“La riforma dei criteri sui territori montani rischia di dare il colpo di grazia a territori che stanno combattendo ogni giorno per la sopravvivenza o, quando va bene, per invertire la tendenza dell’abbandono e dello spopolamento. Al governo dico fermatevi, perché – anche storicamente – nel nostro Paese la montagna non identifica solo le Alpi, ma attraversa gran parte del territorio nazionale con la dorsale appenninica. Questo territori presentano situazioni diverse, difficilmente unificabili in un criterio puramente geografico come l’altimetria e la pendenza, ma allo stesso tempo condividono condizioni simili sotto tanti aspetti: sociali, infrastrutturali, economiche, sanitarie e così via.

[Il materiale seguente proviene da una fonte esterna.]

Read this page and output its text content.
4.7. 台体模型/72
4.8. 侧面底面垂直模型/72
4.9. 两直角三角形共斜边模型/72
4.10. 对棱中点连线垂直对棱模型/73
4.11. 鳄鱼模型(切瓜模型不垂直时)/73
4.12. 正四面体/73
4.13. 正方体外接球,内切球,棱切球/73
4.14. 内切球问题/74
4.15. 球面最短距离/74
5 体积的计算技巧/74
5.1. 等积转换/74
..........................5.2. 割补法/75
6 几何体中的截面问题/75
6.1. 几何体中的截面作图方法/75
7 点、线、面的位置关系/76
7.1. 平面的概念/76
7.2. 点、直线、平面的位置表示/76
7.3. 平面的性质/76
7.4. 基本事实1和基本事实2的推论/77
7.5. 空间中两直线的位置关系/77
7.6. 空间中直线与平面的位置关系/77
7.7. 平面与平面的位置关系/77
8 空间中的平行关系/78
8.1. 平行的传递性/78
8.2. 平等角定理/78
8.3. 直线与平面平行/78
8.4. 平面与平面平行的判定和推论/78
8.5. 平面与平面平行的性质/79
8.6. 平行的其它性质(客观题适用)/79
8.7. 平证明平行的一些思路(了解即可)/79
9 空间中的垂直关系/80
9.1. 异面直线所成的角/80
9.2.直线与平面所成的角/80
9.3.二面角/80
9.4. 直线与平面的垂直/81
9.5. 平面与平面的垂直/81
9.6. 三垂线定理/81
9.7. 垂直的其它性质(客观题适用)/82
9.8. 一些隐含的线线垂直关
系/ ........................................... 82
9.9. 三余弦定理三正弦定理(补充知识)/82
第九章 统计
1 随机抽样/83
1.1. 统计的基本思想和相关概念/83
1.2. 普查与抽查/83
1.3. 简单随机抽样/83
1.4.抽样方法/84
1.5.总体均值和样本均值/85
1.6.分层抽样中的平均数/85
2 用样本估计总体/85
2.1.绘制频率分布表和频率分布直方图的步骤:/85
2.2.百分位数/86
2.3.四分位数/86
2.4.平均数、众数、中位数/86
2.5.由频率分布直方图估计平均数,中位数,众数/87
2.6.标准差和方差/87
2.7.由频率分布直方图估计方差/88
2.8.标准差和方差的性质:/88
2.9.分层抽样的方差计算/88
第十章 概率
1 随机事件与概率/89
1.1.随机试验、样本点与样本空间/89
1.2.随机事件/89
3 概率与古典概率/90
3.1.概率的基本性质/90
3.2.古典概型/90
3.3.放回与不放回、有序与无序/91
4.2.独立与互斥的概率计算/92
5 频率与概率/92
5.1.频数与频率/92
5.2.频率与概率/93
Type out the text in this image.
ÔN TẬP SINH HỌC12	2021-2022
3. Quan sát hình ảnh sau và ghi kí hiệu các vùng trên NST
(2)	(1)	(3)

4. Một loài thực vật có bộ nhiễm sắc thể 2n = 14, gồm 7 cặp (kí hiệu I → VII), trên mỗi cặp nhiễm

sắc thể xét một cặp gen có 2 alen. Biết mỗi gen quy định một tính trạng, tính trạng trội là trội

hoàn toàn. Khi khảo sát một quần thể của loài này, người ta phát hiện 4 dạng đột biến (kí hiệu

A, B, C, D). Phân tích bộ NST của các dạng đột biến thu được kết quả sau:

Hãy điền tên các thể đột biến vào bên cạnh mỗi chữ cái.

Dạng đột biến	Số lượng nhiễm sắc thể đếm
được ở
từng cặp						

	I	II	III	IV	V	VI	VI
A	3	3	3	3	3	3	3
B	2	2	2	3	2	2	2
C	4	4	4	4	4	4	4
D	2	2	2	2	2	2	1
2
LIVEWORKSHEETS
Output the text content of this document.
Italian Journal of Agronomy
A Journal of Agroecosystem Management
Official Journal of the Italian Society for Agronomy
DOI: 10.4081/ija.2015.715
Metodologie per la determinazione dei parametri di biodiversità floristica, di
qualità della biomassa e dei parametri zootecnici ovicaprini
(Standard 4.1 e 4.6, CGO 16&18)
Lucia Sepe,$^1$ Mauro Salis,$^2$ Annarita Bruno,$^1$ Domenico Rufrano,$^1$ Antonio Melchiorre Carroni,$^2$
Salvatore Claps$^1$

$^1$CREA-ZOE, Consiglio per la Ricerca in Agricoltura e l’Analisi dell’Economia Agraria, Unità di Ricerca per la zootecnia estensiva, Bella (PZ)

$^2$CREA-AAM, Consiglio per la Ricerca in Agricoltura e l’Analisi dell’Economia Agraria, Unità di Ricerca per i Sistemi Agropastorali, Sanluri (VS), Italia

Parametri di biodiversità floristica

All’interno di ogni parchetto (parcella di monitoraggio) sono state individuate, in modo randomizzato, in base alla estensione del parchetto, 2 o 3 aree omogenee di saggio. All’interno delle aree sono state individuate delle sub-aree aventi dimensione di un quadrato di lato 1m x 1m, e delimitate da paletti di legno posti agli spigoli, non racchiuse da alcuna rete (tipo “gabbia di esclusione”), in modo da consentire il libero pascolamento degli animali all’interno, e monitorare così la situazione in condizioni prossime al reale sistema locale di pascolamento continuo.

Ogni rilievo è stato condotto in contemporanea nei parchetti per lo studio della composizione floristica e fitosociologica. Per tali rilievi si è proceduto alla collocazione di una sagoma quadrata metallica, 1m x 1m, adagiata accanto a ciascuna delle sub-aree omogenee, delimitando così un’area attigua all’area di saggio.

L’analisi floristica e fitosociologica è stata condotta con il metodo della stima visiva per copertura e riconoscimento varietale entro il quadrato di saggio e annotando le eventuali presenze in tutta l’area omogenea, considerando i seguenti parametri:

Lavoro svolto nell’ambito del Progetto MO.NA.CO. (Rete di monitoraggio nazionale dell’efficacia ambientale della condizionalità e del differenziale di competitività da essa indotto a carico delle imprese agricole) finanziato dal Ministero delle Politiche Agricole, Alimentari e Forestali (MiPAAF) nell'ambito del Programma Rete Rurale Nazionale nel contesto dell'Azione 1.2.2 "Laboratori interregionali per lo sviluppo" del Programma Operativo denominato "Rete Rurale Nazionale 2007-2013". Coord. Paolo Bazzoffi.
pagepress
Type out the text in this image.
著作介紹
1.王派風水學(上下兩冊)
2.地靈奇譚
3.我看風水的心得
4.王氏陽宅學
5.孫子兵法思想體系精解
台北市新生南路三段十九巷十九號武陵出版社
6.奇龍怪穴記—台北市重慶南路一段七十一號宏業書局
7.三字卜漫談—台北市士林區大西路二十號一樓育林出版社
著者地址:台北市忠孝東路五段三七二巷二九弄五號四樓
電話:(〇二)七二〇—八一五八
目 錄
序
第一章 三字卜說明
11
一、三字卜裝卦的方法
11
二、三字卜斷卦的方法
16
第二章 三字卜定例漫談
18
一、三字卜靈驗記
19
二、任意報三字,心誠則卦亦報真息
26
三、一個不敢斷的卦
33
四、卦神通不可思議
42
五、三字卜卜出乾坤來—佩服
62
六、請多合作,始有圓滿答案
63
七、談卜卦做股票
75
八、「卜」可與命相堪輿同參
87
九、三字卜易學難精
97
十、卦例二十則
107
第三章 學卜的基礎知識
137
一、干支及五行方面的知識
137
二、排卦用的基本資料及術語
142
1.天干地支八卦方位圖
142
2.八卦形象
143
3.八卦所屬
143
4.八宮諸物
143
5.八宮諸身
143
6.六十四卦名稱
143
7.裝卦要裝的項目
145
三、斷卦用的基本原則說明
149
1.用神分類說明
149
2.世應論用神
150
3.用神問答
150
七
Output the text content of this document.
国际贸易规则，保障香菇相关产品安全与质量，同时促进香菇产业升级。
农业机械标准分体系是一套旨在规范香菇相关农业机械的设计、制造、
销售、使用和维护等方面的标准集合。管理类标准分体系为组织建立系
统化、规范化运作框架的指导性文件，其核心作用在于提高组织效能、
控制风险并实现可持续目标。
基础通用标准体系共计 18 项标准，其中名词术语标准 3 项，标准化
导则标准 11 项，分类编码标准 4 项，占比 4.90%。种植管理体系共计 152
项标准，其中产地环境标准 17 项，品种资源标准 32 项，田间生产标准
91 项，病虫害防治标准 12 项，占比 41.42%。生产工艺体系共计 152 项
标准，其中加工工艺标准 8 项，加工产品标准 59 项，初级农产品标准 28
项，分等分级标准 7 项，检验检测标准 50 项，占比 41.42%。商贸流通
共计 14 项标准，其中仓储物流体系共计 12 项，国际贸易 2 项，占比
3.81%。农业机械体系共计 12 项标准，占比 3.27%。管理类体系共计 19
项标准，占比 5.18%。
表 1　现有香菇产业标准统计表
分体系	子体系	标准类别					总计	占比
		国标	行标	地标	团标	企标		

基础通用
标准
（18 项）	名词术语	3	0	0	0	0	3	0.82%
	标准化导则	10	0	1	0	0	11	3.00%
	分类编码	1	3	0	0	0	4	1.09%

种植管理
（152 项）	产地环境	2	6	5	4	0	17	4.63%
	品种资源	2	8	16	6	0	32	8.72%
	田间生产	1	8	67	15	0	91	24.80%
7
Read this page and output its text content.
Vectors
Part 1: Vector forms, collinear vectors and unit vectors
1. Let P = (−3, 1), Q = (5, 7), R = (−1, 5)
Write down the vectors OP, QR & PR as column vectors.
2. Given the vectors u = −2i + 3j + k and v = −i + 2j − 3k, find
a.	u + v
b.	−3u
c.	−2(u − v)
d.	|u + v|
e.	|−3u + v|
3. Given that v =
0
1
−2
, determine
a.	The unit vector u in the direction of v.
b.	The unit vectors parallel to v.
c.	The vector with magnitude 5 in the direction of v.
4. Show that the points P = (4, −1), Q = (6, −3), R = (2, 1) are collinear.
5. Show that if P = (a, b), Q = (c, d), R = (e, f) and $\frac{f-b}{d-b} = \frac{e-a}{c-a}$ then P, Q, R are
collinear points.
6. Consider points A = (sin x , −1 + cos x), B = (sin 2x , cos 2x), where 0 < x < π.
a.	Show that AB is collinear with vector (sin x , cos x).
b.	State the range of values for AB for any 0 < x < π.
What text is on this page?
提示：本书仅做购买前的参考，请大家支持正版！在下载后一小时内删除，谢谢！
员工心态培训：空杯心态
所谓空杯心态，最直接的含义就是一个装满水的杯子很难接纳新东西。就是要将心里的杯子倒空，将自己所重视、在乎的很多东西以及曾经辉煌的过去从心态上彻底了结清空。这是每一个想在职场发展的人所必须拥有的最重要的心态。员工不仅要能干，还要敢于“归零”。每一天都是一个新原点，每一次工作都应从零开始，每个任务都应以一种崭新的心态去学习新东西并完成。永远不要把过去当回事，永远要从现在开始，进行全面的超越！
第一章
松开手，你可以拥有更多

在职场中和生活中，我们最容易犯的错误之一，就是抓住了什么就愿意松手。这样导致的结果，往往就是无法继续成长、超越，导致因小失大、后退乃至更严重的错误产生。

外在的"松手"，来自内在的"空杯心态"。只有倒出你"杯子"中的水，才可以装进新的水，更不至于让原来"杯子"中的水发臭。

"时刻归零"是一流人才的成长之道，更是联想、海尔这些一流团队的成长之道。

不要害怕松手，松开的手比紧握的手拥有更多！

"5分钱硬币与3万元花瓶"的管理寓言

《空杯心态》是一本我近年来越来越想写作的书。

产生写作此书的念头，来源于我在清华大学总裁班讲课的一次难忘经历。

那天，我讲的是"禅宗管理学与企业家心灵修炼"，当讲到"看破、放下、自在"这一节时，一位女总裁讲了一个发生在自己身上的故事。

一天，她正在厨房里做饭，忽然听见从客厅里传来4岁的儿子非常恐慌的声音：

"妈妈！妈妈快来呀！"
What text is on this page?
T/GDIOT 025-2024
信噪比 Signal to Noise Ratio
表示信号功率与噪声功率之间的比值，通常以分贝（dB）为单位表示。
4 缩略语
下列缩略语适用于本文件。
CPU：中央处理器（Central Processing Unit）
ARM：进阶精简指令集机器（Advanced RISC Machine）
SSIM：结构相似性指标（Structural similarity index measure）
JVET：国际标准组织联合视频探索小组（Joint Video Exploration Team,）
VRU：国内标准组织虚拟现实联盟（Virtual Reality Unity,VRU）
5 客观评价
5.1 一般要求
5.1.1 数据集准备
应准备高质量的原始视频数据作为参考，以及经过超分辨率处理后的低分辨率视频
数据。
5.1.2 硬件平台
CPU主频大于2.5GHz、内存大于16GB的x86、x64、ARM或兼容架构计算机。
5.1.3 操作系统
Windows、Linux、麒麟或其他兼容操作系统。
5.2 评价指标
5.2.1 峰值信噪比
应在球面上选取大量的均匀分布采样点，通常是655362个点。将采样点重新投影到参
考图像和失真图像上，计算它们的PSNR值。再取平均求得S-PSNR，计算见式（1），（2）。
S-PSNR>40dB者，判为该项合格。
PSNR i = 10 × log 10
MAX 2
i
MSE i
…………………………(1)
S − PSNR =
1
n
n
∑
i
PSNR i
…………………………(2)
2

Nel territorio bolognese siamo impegnati con determinazione, insieme ai Comuni e alle comunità del nostro Appennino, per valorizzare queste aree. Ci sono segnali di forte difficoltà per importanti aziende manifatturiere, che rappresentano un presidio insostituibile, che deve essere affiancato da altre filiere, ma che non può essere abbandonato a se stesso. In questi anni abbiamo garantito come Città metropolitana un presidio politico-amministrativo importante, che ha consentito di fare scelte insieme ai comuni montani del nostro territorio: dai principali importanti investimenti pubblici che hanno portato risorse per aiutarci a trasformare alcune aree; a iniziative per rafforzare servizi e animazione delle comunità, perché sappiamo bene che non bastano solo le grandi opere, ma vanno costruite e garantite azioni di accompagnamento ai processi di trasformazione e di sviluppo. Ci sono criticità, quindi, ma anche segnali positivi in diversi casi: nuovi abitanti, nuove imprese, tanta vivacità culturale, che testimonia l’esistenza di una comunità.
Una parte significativa delle risorse pubbliche investite in questo momento sono di carattere locale, tra fondi metropolitani e regionali; inoltre, grazie alla capacità del nostro Appennino di progettare lo sviluppo, i Comuni e le Unioni dell’Appennino, supportati dalla Città metropolitana, sono riusciti a vincere diversi bandi competitivi del PNRR.
Ci aspetteremmo, quindi, un impegno maggiore e strutturale dallo Stato centrale per sostenere e rilanciare questi territori, non una loro penalizzazione. Questi territori non smetteranno di essere fragili solo perché non li chiamiamo più “montagna”. Bisogna, invece, sostenere questi processi, perché anche quando presentano elementi positivi, sono spesso fragili.
La montagna non è solo un concetto geografico, ma anche e sopratutto, sociale e culturale. Per qualche decina di metri potrebbero cambiare aspetti fondamentali come l’accesso ai fondi e a politiche di sostegno, che riteniamo fondamentali. Inoltre, spezzare il territorio in divisioni amministrative artificiose potrebbe avere effetti negativi anche sulle politiche contro il dissesto idrogeologico, che interessa gran parte del Paese nei territori montani, da Nord a Sud.
Per questo dico: il Governo si fermi, non si calino dall’alto definizioni che possono cambiare le opportunità di vita e benessere di intere comunità”.